A binarily encoded yamf-hash begins with a canonical varint called the tag.

if tag >= 128, the bytes following the tag are a varint encoding of the length of the digest, followed by that many bytes
else, the length is 2 ^ (8 + (tag >> 3)) and the tag byte is followed by that many bytes of digest data

The tag indicates what cryptographic algorithm has been used to compute the hash.

The only currently assigned tag is 0 for sha256 digests.

For human-readable encodings, the tag 0 is given the name "sha256".

User has not chosen to be hosted publicly

@aljoscha6 years ago %kve6gSAQVk072++2ImbzpB8WnhtQyrjwg0iM+kWaMbk=.sha256

#yamf

Re: %cLnq+v5N6

Linking so I don't forget this when coming back to this: %gezYf2X...

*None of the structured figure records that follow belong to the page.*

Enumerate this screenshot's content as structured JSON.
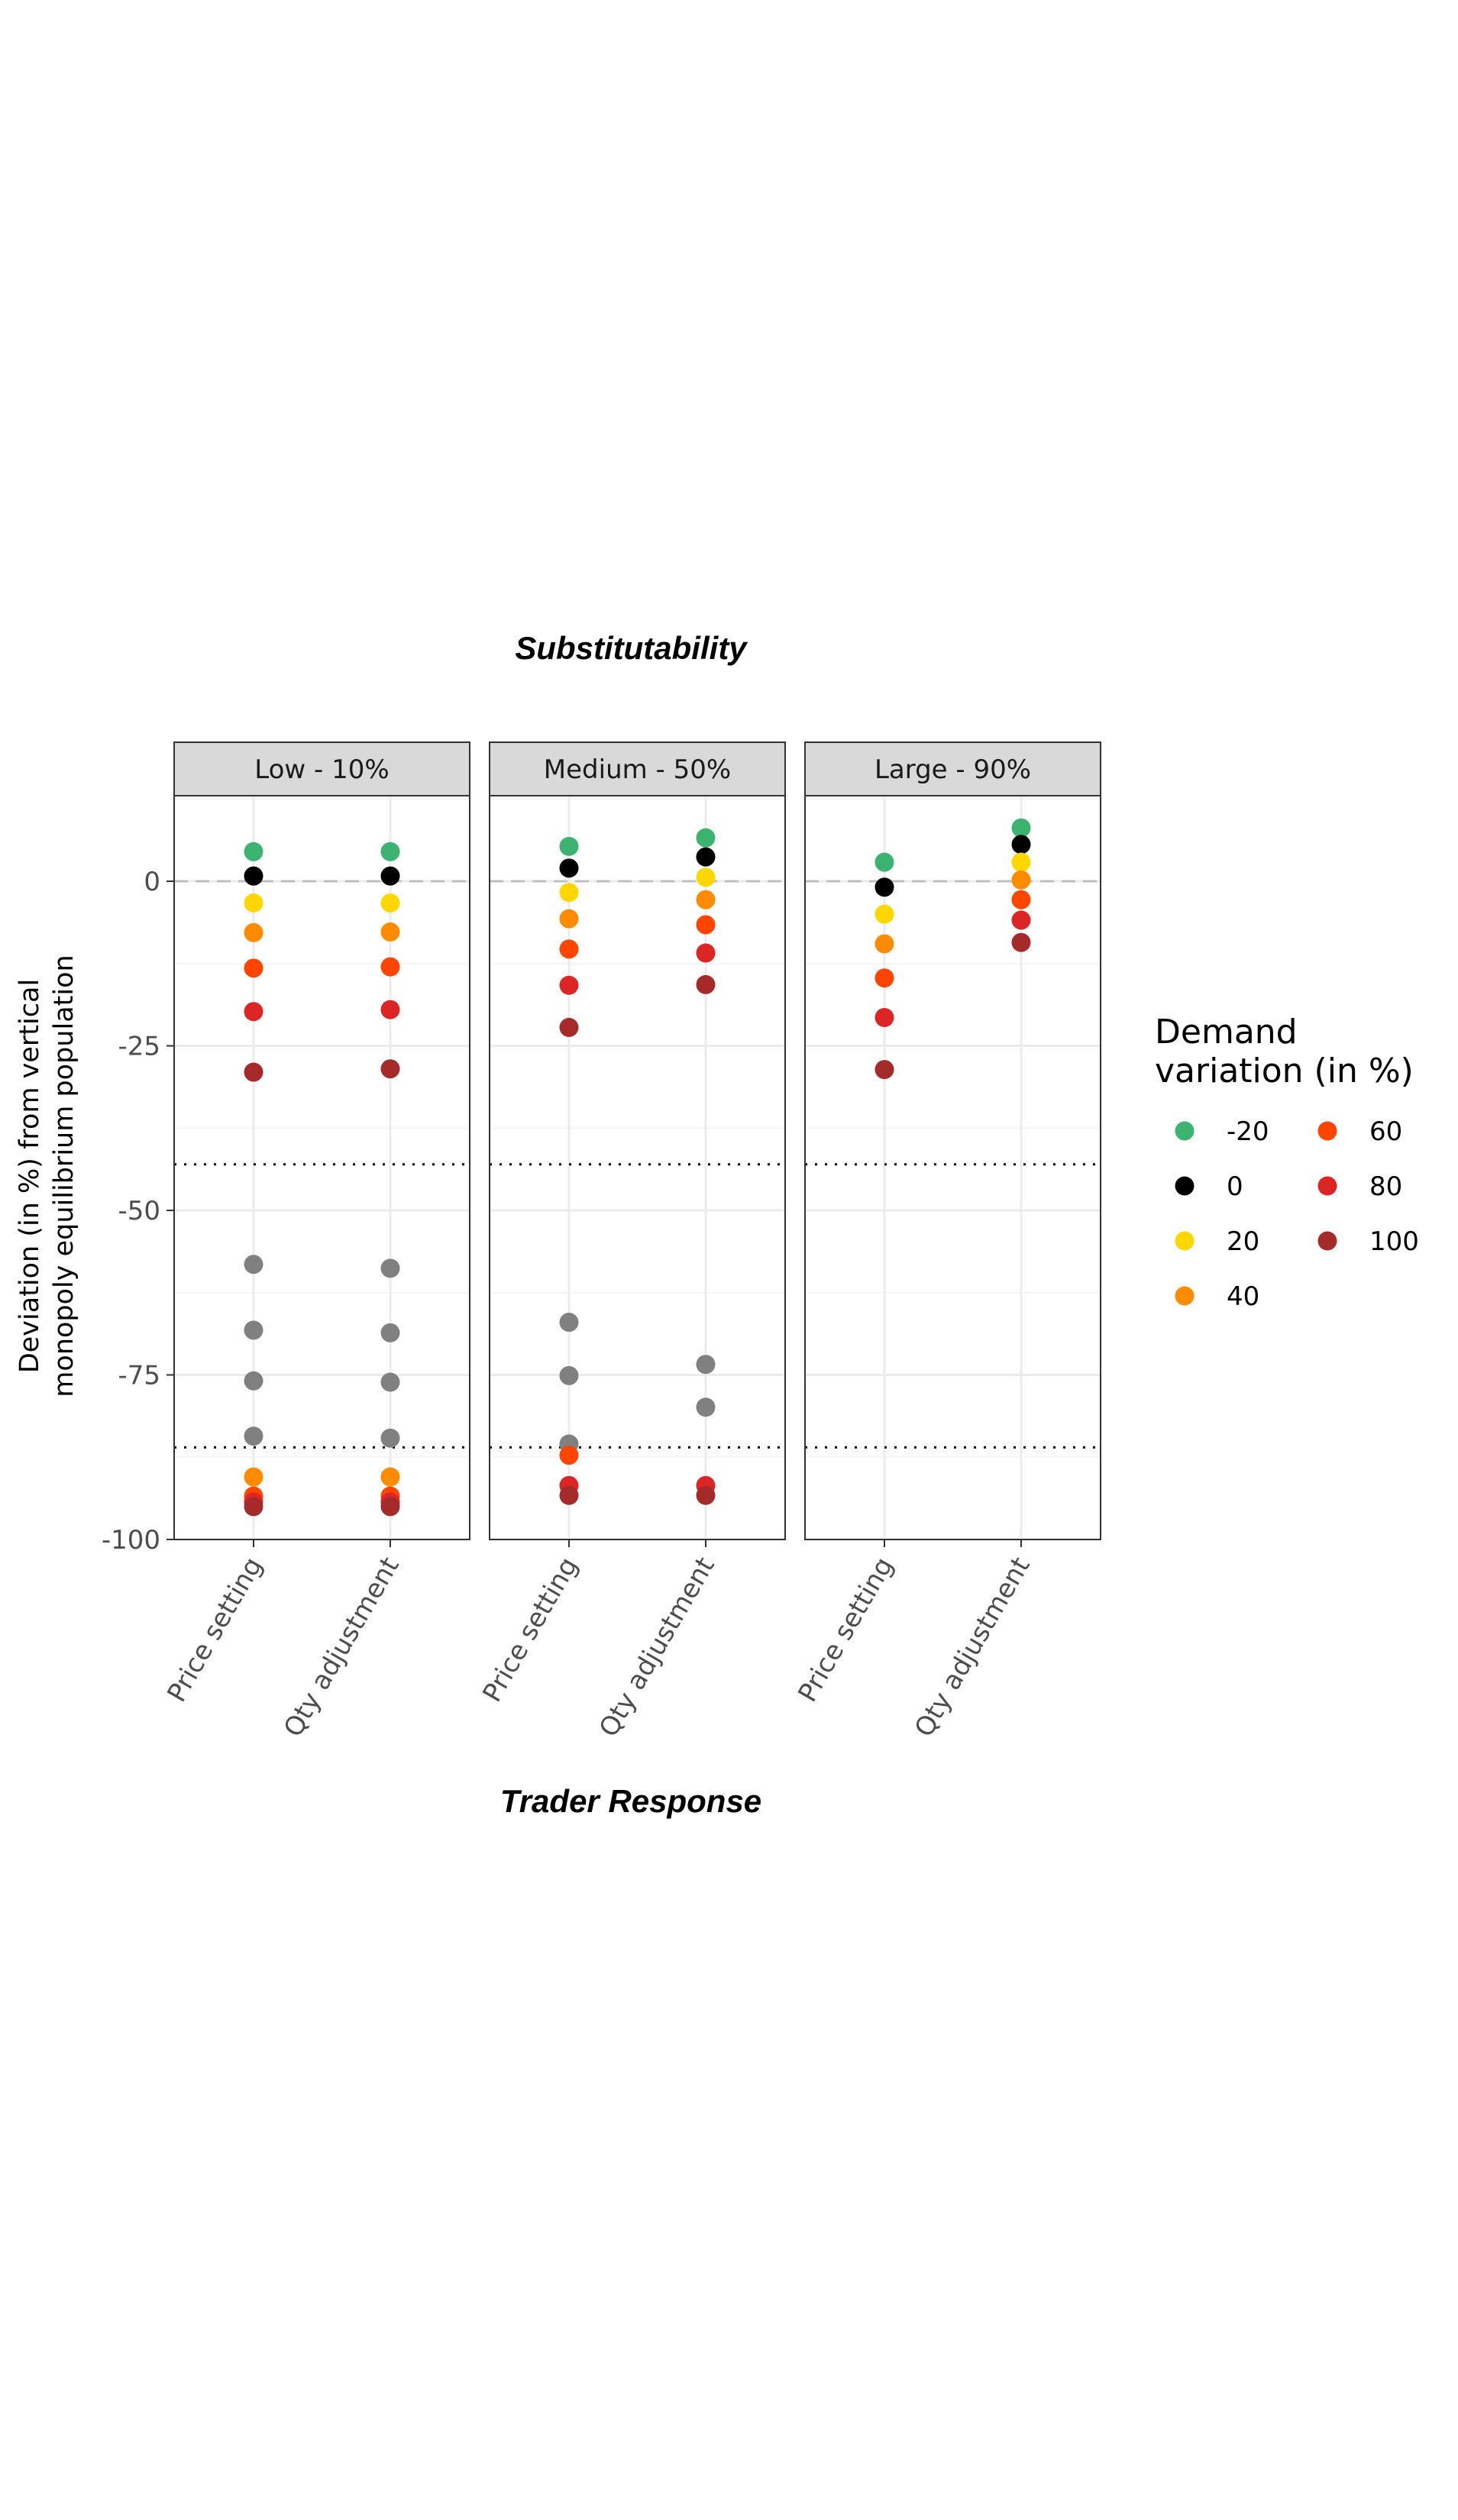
{
  "chart_data": {
    "type": "scatter",
    "title": "Substitutability",
    "xlabel": "Trader Response",
    "ylabel_line1": "Deviation (in %) from vertical",
    "ylabel_line2": "monopoly equilibrium population",
    "categories": [
      "Price setting",
      "Qty adjustment"
    ],
    "ylim": [
      -100,
      13
    ],
    "yticks": [
      0,
      -25,
      -50,
      -75,
      -100
    ],
    "ytick_labels": [
      "0",
      "-25",
      "-50",
      "-75",
      "-100"
    ],
    "reference_lines": {
      "dashed_y": 0,
      "dotted_y": [
        -43,
        -86
      ]
    },
    "grid": true,
    "legend": {
      "title_line1": "Demand",
      "title_line2": "variation (in %)",
      "position": "right",
      "entries": [
        {
          "label": "-20",
          "color": "#3cb371"
        },
        {
          "label": "0",
          "color": "#000000"
        },
        {
          "label": "20",
          "color": "#ffd700"
        },
        {
          "label": "40",
          "color": "#ff8c00"
        },
        {
          "label": "60",
          "color": "#ff4500"
        },
        {
          "label": "80",
          "color": "#dc2626"
        },
        {
          "label": "100",
          "color": "#a52a2a"
        }
      ]
    },
    "point_colors": {
      "-20": "#3cb371",
      "0": "#000000",
      "20": "#ffd700",
      "40": "#ff8c00",
      "60": "#ff4500",
      "80": "#dc2626",
      "100": "#a52a2a",
      "infeasible": "#808080"
    },
    "panels": [
      {
        "label": "Low - 10%",
        "points": [
          {
            "x": "Price setting",
            "y": 4.5,
            "group": "-20"
          },
          {
            "x": "Price setting",
            "y": 0.8,
            "group": "0"
          },
          {
            "x": "Price setting",
            "y": -3.3,
            "group": "20"
          },
          {
            "x": "Price setting",
            "y": -7.8,
            "group": "40"
          },
          {
            "x": "Price setting",
            "y": -13.2,
            "group": "60"
          },
          {
            "x": "Price setting",
            "y": -19.8,
            "group": "80"
          },
          {
            "x": "Price setting",
            "y": -29,
            "group": "100"
          },
          {
            "x": "Price setting",
            "y": -58.2,
            "group": "infeasible"
          },
          {
            "x": "Price setting",
            "y": -68.2,
            "group": "infeasible"
          },
          {
            "x": "Price setting",
            "y": -75.9,
            "group": "infeasible"
          },
          {
            "x": "Price setting",
            "y": -84.3,
            "group": "infeasible"
          },
          {
            "x": "Price setting",
            "y": -90.5,
            "group": "40"
          },
          {
            "x": "Price setting",
            "y": -93.4,
            "group": "60"
          },
          {
            "x": "Price setting",
            "y": -94.3,
            "group": "80"
          },
          {
            "x": "Price setting",
            "y": -95,
            "group": "100"
          },
          {
            "x": "Qty adjustment",
            "y": 4.5,
            "group": "-20"
          },
          {
            "x": "Qty adjustment",
            "y": 0.8,
            "group": "0"
          },
          {
            "x": "Qty adjustment",
            "y": -3.3,
            "group": "20"
          },
          {
            "x": "Qty adjustment",
            "y": -7.7,
            "group": "40"
          },
          {
            "x": "Qty adjustment",
            "y": -13,
            "group": "60"
          },
          {
            "x": "Qty adjustment",
            "y": -19.5,
            "group": "80"
          },
          {
            "x": "Qty adjustment",
            "y": -28.5,
            "group": "100"
          },
          {
            "x": "Qty adjustment",
            "y": -58.8,
            "group": "infeasible"
          },
          {
            "x": "Qty adjustment",
            "y": -68.6,
            "group": "infeasible"
          },
          {
            "x": "Qty adjustment",
            "y": -76.1,
            "group": "infeasible"
          },
          {
            "x": "Qty adjustment",
            "y": -84.6,
            "group": "infeasible"
          },
          {
            "x": "Qty adjustment",
            "y": -90.5,
            "group": "40"
          },
          {
            "x": "Qty adjustment",
            "y": -93.4,
            "group": "60"
          },
          {
            "x": "Qty adjustment",
            "y": -94.3,
            "group": "80"
          },
          {
            "x": "Qty adjustment",
            "y": -95,
            "group": "100"
          }
        ]
      },
      {
        "label": "Medium - 50%",
        "points": [
          {
            "x": "Price setting",
            "y": 5.3,
            "group": "-20"
          },
          {
            "x": "Price setting",
            "y": 2,
            "group": "0"
          },
          {
            "x": "Price setting",
            "y": -1.7,
            "group": "20"
          },
          {
            "x": "Price setting",
            "y": -5.7,
            "group": "40"
          },
          {
            "x": "Price setting",
            "y": -10.3,
            "group": "60"
          },
          {
            "x": "Price setting",
            "y": -15.8,
            "group": "80"
          },
          {
            "x": "Price setting",
            "y": -22.2,
            "group": "100"
          },
          {
            "x": "Price setting",
            "y": -67,
            "group": "infeasible"
          },
          {
            "x": "Price setting",
            "y": -75.1,
            "group": "infeasible"
          },
          {
            "x": "Price setting",
            "y": -85.5,
            "group": "infeasible"
          },
          {
            "x": "Price setting",
            "y": -87.2,
            "group": "60"
          },
          {
            "x": "Price setting",
            "y": -91.8,
            "group": "80"
          },
          {
            "x": "Price setting",
            "y": -93.3,
            "group": "100"
          },
          {
            "x": "Qty adjustment",
            "y": 6.6,
            "group": "-20"
          },
          {
            "x": "Qty adjustment",
            "y": 3.7,
            "group": "0"
          },
          {
            "x": "Qty adjustment",
            "y": 0.6,
            "group": "20"
          },
          {
            "x": "Qty adjustment",
            "y": -2.8,
            "group": "40"
          },
          {
            "x": "Qty adjustment",
            "y": -6.6,
            "group": "60"
          },
          {
            "x": "Qty adjustment",
            "y": -10.9,
            "group": "80"
          },
          {
            "x": "Qty adjustment",
            "y": -15.7,
            "group": "100"
          },
          {
            "x": "Qty adjustment",
            "y": -73.4,
            "group": "infeasible"
          },
          {
            "x": "Qty adjustment",
            "y": -79.9,
            "group": "infeasible"
          },
          {
            "x": "Qty adjustment",
            "y": -91.8,
            "group": "80"
          },
          {
            "x": "Qty adjustment",
            "y": -93.3,
            "group": "100"
          }
        ]
      },
      {
        "label": "Large - 90%",
        "points": [
          {
            "x": "Price setting",
            "y": 2.9,
            "group": "-20"
          },
          {
            "x": "Price setting",
            "y": -0.9,
            "group": "0"
          },
          {
            "x": "Price setting",
            "y": -5,
            "group": "20"
          },
          {
            "x": "Price setting",
            "y": -9.5,
            "group": "40"
          },
          {
            "x": "Price setting",
            "y": -14.7,
            "group": "60"
          },
          {
            "x": "Price setting",
            "y": -20.7,
            "group": "80"
          },
          {
            "x": "Price setting",
            "y": -28.6,
            "group": "100"
          },
          {
            "x": "Qty adjustment",
            "y": 8.1,
            "group": "-20"
          },
          {
            "x": "Qty adjustment",
            "y": 5.6,
            "group": "0"
          },
          {
            "x": "Qty adjustment",
            "y": 2.9,
            "group": "20"
          },
          {
            "x": "Qty adjustment",
            "y": 0.2,
            "group": "40"
          },
          {
            "x": "Qty adjustment",
            "y": -2.8,
            "group": "60"
          },
          {
            "x": "Qty adjustment",
            "y": -5.9,
            "group": "80"
          },
          {
            "x": "Qty adjustment",
            "y": -9.3,
            "group": "100"
          }
        ]
      }
    ]
  }
}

User has not chosen to be hosted publicly

@aljoscha6 years ago %cLnq+v5N6771kniz97k/j52qh1F6mUssWCGrYPwKLkA=.sha256

#yamf

YAMF-Pubkey

Yet Another Multi Format - Public Key Edition

A future-proof binary encoding for public keys, for use in non-schemaless (schemafull?) data. Expected initial uses are in:

This is fairly unexciting, but it needs to specced out somewhere. Note that it is conceptionally distinct from encoding feed ids, as those may carry more information than just a public key.

Related work:

Requirements

Support different cryptographic primitives
- which may only become known in the future
- of arbitrary key length
Be efficient for machines do deal with
Admit a human-readable representation
Allow infering data length even if the cryptographic primitive is unknown to the implementation
Admit a bijection between logical values ((key_type, data)) and valid encodings

Non-goals:

Encode what the public key is used for
Encode whether the crypto scheme is symmetric or asymetric
Any of the other stuff that kept the ipfs people busy for nearly three years without settling on a format
- type, length, value is all we need

Binary Encoding

Reuse the multihash format. Done. I told you this would be unexciting.

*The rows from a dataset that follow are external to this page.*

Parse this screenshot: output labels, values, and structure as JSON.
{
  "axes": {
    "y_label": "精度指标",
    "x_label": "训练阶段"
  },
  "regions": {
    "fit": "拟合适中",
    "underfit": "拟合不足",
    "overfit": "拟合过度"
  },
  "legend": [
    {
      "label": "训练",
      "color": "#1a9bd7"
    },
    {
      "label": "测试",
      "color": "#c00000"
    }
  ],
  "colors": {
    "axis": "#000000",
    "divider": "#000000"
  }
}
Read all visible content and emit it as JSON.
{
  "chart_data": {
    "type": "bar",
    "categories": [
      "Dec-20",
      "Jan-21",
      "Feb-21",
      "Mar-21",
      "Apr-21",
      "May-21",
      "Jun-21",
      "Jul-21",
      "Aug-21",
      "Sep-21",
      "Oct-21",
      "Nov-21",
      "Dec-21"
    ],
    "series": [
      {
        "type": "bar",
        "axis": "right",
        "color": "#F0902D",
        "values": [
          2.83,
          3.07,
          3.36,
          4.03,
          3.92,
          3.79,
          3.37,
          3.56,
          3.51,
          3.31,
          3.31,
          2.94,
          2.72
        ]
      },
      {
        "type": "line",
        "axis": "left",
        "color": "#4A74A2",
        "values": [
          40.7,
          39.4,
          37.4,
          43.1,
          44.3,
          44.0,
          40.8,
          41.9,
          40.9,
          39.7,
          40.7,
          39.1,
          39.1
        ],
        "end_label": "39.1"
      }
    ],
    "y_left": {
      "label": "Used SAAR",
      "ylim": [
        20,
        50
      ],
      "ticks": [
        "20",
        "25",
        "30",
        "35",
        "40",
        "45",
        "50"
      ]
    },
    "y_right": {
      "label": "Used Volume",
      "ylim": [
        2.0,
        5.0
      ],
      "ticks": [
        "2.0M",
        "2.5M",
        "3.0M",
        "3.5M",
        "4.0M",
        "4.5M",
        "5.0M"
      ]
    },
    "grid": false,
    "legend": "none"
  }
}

Ok, maybe there is a bit more.

To keep things unique, varints must use the shortest possible encoding (yeah, the ipfs varints are ambiguous...).

As an optimization, we can omit the length for well-known primitives. E.g. the type tag that identifies ed25519 keys does not need to give a length, as all ed25519 public keys have a length of 32 bytes. We can also omit lengths for future primitives by preassigning lengths to certain type tags. I propose the following scheme:

if tag >= 128, the bytes following the tag are a varint encoding of the length of the key
else, the length is 2 ^ (5 + (tag >> 3)) and the tag byte is followed by that many bytes of key data

This way, the 1-byte tags are split up to represent keys whose lengths are powers of two from 2 ^ 5 (32 bit, what ed25119 needs) to 2 ^ 20 (enough for large post-quantum keys), with 8 different primitives per power of two.

The only currently assigned tag is 0 for ed25519 keys.

So the overall format is <canonical_varint_tag><varint_length_if_tag_smaller_128><raw_public_key>.

Human-Readable Encoding

Each well-known primitive is assigned a short, descriptive name string consisting of alphanumeric characters. For ed25519, this string is "ed25519" (surprise!).

The human-readable encoding is <type>.<data>, where <data> is the rfc4648 Base 64 Encoding with URL and Filename Safe Alphabet encoding of the key without padding =s, and <type> is obtained as follows:

if the primitive is well-known, use its name
else, use the decimal representation of the tag, followed by "~", followed by the decimal representation of the length (even for tags below 128 - the human-readable format strives for simplicity rather than optimizing space usage)

This choice of encoding is fairly arbitrary, but it is ASCII, url safe, mostly filename save (some legacy file systems might complain about the dot or the tilde), and covers all cases.

Note that this encoding is not future-proof, since a decoder of this format might not know about a name string. Hence the next section.

Canonic Human-Readable Encoding

Same as the default human-readable encoding, but always stores tag + length rather than using names. This is actually more of a machine-readable format rather than a human-readable one, for use in URLs, URIs, file names, and other settings that disallow binary encoding, where it is important that the same key is always encoded the same way and that future-proof encoding/decoding works.